Diferencial e funcionalidades
Na última contagem feita pela brasiliense, 5.835 usuários já se cadastraram na plataforma.
Além da localização e da cor dos ipês, o aplicativo aponta se está florido ou não, o transporte para chegar ao local (carro, bicicleta, trilha a pé) e a estrutura (se há banheiros próximos, por exemplo).
Estas informações adicionais são o diferencial do aplicativo. Já existiam outras plataformas de catalogação de árvores, a exemplo do Programa Biota - Instituto Virtual da Biodiversidade, criado em 1999 pelo Conselho Superior da Fundação de Amparo à Pesquisa do Estado de São Paulo (Fapesp) e do Sistema de Informação Ambiental (SinBiota) .
Porém, no caso do aplicativo Ipês, a plataforma é colaborativa e permite aos usuários adicionar imagens e descrições sobre as árvores, além de dispor de funções como curtir e pesquisar por região.
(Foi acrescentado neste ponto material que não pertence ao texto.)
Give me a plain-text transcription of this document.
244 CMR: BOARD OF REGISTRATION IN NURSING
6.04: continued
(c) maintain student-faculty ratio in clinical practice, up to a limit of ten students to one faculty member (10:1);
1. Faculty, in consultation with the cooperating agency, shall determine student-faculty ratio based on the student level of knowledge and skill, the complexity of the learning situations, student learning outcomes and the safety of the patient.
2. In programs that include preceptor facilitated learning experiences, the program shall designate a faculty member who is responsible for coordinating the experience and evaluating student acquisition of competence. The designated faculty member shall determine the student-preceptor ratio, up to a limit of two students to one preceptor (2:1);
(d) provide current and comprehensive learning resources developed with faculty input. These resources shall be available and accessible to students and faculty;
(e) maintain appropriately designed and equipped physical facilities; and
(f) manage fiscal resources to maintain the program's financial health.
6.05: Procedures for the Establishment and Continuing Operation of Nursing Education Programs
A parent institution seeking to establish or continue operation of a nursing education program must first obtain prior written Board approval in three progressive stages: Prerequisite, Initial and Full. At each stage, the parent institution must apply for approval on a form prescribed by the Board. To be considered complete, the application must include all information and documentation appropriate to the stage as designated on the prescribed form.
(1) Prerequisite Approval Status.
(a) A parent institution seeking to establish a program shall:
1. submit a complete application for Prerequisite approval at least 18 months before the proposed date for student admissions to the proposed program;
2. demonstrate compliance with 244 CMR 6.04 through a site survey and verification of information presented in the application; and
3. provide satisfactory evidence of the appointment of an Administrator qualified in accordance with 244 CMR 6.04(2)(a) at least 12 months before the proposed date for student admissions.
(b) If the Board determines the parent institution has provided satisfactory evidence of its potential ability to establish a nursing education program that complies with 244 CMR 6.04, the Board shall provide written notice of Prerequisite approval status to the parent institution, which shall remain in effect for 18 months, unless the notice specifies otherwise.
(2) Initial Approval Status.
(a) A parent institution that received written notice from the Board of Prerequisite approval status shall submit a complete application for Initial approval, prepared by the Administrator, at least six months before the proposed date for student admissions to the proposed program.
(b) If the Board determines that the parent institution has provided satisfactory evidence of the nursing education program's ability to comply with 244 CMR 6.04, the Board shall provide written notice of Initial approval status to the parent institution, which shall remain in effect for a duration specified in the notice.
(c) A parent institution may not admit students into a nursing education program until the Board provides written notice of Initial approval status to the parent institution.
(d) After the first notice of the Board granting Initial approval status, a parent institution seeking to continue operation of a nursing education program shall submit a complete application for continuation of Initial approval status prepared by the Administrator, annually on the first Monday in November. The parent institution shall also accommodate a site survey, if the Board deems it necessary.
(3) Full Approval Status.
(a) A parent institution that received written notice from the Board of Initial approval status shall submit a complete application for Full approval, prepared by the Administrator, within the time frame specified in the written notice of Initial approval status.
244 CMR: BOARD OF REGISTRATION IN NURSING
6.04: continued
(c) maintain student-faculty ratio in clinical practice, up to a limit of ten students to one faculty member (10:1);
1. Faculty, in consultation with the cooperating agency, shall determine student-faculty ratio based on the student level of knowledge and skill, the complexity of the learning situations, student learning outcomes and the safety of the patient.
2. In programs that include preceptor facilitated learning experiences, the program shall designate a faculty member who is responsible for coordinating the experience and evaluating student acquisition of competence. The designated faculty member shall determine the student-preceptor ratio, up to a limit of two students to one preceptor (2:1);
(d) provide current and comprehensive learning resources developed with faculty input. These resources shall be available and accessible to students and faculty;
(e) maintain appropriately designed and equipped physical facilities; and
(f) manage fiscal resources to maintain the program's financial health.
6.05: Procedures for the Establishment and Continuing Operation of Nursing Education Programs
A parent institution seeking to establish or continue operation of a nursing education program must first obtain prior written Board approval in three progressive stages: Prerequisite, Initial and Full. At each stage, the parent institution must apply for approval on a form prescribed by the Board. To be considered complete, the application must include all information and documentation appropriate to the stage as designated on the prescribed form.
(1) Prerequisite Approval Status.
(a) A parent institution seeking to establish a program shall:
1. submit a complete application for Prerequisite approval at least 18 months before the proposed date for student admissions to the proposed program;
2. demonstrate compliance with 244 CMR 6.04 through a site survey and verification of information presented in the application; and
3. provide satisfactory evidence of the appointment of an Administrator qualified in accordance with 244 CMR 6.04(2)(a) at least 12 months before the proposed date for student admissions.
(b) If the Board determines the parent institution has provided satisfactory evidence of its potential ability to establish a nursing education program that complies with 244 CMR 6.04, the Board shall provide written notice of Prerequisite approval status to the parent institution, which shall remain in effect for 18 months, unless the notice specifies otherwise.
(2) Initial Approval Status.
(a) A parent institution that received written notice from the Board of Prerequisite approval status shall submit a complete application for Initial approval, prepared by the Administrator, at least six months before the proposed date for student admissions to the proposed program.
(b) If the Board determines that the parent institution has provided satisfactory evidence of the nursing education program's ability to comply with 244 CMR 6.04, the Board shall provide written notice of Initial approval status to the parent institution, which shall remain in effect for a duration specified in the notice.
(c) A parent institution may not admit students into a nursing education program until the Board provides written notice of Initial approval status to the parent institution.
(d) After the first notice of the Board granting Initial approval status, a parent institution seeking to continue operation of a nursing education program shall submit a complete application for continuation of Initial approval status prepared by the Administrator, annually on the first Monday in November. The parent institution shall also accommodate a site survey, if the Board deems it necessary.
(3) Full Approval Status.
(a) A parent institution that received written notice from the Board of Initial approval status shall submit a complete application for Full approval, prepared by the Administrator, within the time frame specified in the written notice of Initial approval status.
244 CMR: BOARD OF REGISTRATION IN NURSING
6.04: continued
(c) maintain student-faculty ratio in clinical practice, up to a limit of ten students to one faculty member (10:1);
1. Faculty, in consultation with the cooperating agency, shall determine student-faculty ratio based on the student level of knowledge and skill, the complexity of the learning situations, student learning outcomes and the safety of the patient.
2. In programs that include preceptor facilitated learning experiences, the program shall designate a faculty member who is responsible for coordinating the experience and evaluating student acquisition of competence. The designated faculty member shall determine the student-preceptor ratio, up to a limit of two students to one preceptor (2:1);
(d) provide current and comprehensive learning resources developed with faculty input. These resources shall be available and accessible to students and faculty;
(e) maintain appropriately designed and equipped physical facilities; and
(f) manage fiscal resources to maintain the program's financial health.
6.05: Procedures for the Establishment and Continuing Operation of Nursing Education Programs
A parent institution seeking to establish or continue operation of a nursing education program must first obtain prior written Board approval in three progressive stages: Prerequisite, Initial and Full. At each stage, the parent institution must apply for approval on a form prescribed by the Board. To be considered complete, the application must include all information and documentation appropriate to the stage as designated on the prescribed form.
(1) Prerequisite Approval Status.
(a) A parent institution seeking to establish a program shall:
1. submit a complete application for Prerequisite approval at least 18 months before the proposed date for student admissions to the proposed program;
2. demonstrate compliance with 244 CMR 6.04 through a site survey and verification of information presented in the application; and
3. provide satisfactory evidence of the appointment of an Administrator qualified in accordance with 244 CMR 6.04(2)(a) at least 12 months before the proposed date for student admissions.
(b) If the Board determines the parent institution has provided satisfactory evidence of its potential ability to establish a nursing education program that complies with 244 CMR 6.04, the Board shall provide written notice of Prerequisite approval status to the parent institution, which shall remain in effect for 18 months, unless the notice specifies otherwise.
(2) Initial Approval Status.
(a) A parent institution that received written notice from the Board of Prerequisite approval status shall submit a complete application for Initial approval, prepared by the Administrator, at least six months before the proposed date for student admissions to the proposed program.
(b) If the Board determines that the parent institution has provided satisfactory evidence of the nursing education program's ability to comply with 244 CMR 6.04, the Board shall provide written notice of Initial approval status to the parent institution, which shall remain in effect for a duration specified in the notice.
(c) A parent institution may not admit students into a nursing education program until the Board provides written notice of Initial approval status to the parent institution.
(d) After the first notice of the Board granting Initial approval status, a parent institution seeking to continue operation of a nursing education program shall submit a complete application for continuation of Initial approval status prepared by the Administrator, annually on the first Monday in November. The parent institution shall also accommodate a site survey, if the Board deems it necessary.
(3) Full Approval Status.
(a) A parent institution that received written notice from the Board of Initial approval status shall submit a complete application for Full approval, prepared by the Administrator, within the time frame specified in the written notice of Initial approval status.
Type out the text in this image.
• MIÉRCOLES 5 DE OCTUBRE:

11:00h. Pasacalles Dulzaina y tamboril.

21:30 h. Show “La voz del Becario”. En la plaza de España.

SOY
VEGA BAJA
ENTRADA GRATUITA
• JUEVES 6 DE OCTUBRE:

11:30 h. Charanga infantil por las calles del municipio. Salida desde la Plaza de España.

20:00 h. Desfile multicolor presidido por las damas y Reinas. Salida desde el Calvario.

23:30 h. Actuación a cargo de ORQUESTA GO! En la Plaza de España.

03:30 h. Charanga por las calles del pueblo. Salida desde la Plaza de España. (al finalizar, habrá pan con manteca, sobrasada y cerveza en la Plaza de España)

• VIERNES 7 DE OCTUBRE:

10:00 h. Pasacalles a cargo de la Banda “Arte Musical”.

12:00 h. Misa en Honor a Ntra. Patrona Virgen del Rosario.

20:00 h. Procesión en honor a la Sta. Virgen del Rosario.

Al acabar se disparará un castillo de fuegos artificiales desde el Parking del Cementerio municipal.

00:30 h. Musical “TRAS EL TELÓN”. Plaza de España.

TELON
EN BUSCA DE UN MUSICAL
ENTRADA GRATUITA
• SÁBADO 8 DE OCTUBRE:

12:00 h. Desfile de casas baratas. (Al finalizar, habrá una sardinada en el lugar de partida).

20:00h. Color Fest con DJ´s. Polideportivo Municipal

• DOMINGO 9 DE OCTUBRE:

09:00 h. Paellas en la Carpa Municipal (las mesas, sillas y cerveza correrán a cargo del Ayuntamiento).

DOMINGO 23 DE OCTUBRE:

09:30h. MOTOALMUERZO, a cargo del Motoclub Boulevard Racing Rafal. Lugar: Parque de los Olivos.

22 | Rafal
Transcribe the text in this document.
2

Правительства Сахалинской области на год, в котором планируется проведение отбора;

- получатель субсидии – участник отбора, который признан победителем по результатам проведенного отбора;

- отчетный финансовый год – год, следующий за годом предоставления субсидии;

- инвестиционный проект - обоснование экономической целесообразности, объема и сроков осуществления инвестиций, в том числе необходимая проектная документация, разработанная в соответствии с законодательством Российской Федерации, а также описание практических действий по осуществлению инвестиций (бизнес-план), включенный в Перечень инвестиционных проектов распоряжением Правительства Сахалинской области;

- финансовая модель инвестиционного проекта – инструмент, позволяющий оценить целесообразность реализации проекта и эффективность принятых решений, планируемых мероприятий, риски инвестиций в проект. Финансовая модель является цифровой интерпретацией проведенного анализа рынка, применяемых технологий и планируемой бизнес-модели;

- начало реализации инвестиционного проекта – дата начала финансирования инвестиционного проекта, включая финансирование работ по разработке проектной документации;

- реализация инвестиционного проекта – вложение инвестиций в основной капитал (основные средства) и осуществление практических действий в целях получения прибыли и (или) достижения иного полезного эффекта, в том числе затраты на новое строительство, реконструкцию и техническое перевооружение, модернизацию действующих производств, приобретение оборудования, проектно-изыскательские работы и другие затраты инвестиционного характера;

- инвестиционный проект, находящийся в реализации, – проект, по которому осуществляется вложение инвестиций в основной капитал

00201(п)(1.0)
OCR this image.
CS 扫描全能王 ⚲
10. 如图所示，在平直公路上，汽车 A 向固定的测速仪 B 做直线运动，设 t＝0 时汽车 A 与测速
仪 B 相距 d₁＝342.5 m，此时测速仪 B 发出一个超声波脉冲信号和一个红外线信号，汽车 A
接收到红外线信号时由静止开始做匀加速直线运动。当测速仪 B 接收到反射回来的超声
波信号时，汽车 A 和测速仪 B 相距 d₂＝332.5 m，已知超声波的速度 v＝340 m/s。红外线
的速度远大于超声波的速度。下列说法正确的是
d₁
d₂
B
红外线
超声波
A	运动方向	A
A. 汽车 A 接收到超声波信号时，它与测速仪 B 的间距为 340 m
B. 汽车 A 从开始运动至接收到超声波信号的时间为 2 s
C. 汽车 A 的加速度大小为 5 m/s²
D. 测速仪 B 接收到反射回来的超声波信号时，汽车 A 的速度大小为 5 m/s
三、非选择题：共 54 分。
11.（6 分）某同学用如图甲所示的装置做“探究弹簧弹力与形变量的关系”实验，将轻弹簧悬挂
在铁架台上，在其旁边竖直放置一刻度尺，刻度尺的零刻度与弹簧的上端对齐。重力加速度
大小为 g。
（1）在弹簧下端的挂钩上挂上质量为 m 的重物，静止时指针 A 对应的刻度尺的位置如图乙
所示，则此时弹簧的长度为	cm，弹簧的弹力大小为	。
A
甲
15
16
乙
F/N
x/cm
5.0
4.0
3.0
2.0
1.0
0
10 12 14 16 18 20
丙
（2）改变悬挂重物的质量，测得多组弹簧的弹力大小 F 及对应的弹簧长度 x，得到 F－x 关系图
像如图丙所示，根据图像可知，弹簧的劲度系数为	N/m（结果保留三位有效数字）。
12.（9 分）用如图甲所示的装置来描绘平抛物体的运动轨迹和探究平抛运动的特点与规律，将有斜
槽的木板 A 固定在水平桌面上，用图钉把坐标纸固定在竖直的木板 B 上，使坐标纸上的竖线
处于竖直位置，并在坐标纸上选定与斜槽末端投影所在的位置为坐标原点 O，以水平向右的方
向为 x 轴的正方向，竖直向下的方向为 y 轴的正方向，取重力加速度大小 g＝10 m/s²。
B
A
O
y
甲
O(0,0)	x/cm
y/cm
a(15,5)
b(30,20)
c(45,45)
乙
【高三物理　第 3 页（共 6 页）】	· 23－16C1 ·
O app também não é voltado apenas para públicos universitários e teóricos, mas para toda e qualquer pessoa que aprecie o florescer.
Paula pretende, além de catalogar, incentivar a visita a estas árvores. “Às vezes alguém falava que tinha um ipê bonito em tal lugar, via fotos lindas, mas quando eu conseguia chegar lá já estava desfolhando”, comenta.
Por que o ipê é uma árvore importante?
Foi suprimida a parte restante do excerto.